À tel point que ses lois ont beau être rigoureuses, ils ne les sentent plus peser: il suffit qu'elles soient des lois «naturelles», et nous relient, sans l'intervention de volontés étrangères, à la réalité de l'univers. Singulier lapsus de principe, sur lequel nous reviendrons! Mais si grossier soit le naturalisme qui traduit ici leur exigence, il serait injuste de ne pas y voir un effort pour dévaloriser l'apparence, en l'espèce l'inflation du politique, qui étouffe en effet les vrais problèmes, et de chercher un terrain solide où poser l'homme et son destin.

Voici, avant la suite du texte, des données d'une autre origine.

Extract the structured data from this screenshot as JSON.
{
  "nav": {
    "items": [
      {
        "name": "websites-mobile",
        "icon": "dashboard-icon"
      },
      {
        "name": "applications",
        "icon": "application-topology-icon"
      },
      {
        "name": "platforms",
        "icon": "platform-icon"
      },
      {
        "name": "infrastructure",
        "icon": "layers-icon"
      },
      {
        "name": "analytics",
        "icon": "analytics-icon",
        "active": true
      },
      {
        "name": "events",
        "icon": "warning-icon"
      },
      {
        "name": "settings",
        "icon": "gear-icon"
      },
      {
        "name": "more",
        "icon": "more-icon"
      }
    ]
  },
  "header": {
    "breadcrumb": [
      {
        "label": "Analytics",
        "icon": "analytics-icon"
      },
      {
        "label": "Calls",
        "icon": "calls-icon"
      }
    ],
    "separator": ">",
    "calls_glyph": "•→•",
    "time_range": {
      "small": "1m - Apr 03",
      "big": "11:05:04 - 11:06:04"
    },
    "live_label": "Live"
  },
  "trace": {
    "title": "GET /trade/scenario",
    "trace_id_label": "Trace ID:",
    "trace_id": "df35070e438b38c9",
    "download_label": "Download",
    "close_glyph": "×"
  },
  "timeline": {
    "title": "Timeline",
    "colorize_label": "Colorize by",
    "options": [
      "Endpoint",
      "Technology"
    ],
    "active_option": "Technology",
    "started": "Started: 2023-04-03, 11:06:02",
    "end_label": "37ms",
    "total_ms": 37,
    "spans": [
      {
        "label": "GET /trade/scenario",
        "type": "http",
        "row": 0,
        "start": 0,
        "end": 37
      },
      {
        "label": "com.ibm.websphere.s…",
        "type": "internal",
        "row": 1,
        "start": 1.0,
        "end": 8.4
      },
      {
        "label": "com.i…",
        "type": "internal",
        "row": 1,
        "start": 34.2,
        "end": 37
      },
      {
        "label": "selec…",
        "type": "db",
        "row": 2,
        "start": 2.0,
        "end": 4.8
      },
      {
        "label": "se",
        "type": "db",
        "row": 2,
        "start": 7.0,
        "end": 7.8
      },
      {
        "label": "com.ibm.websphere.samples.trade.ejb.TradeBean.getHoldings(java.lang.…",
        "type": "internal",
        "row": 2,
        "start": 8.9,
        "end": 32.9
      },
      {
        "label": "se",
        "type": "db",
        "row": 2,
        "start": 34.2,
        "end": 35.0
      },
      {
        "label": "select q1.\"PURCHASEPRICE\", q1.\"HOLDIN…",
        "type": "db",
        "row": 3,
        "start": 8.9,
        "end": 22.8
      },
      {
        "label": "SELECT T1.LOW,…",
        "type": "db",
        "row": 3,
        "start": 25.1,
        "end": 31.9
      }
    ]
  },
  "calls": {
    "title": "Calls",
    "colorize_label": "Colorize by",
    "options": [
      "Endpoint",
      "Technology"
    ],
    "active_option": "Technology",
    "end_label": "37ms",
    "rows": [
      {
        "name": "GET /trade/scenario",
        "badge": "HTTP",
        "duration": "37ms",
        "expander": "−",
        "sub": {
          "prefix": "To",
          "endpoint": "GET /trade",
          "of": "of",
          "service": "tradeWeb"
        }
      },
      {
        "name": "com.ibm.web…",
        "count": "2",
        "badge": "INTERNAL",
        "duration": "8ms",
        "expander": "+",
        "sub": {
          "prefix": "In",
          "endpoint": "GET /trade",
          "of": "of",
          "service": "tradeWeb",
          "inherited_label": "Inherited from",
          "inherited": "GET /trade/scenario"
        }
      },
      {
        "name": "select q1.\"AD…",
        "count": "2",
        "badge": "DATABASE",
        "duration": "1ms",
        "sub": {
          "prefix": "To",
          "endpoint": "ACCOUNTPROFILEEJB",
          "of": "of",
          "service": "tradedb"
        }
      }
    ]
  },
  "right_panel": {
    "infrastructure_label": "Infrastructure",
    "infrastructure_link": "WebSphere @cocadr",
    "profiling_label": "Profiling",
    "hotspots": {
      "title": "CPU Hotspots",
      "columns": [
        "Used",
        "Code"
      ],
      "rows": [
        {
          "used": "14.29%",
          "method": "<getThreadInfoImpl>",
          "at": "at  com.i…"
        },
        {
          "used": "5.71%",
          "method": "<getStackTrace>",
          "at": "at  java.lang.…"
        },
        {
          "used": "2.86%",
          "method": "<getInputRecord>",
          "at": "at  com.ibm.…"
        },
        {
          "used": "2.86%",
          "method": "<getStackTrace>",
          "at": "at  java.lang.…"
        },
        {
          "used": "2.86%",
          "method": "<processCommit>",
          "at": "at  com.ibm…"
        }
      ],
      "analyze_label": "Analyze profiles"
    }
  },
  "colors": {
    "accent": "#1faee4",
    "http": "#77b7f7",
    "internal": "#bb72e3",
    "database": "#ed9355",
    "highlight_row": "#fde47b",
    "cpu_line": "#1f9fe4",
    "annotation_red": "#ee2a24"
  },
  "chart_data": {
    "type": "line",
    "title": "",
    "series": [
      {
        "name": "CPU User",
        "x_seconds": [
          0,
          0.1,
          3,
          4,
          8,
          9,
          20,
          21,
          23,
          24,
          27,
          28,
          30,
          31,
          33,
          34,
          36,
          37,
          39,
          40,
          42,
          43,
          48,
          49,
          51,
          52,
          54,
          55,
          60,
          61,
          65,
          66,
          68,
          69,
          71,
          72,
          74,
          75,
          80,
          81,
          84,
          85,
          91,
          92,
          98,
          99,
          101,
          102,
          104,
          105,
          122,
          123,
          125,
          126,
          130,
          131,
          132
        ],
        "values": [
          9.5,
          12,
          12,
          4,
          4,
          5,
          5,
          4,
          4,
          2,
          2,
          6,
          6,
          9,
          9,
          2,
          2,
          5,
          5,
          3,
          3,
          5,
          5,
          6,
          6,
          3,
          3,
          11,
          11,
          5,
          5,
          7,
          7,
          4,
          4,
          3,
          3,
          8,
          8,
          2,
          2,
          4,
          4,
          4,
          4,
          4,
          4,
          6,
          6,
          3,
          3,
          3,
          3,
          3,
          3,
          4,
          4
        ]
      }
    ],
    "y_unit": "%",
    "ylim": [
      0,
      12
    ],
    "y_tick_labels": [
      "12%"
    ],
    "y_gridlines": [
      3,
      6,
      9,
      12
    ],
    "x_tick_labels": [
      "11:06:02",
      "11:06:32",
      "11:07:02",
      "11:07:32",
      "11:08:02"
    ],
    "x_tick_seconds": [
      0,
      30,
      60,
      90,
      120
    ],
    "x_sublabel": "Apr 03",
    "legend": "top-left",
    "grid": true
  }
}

Cette «société» n'est pas simple abstraction. Ils ont lu Kropotkine, ils y ont appris que l'homme a vécu des milliers d'années avant les États et les Empires. Leur Bible et leur Légende dorée, c'est cette souple et chatoyante histoire dont leur parle La science moderne et l'anarchie, qui va des libres sociétés primitives aux communes de village, puis aux communes urbaines, aux guildes et fraternités jurées. Elle se brise à la fin du Moyen Âge par la conspiration du seigneur, du chef militaire, du juge romain, du prêtre, du marchand et du roi, et fuse depuis, comme un feu souterrain, dans ces jacqueries sous-jacentes aux révolutions, et qui les secouent de temps à autre dans leur sommeil politique, sans les avoir jamais amenées encore à renoncer à leur jeune force pour faire place à la cité perdue.

Les vestiges de cette spontanéité méconnue restent le sang et la vie des nations. Le droit, la loi qui croient prétentieusement leur donner, en même temps que la forme, l'être, n'ont de réalité que ce qu'ils peuvent garder des coutumes préexistantes, défiguré par tout ce qu'ils y ont superposé pour la protection de la propriété, des castes et de l'appareil gouvernemental. Vieille entremetteuse, la loi «transporte l'oppression» de siècle en siècle, la garantit contre ses défaillances, contre les poussées de la vie. Regardez: offre-t-elle les lignes simples et sereines de la justice? Non: autant de rides contrariées que d'intérêts divergents. « Formation papyracée » étouffant les terres fertiles de l'ingéniosité humaine, toile d'araignée tendue par les puissants et les riches, Proudhon, après Kropotkine, après Godwin, en fait la cible de son ironie.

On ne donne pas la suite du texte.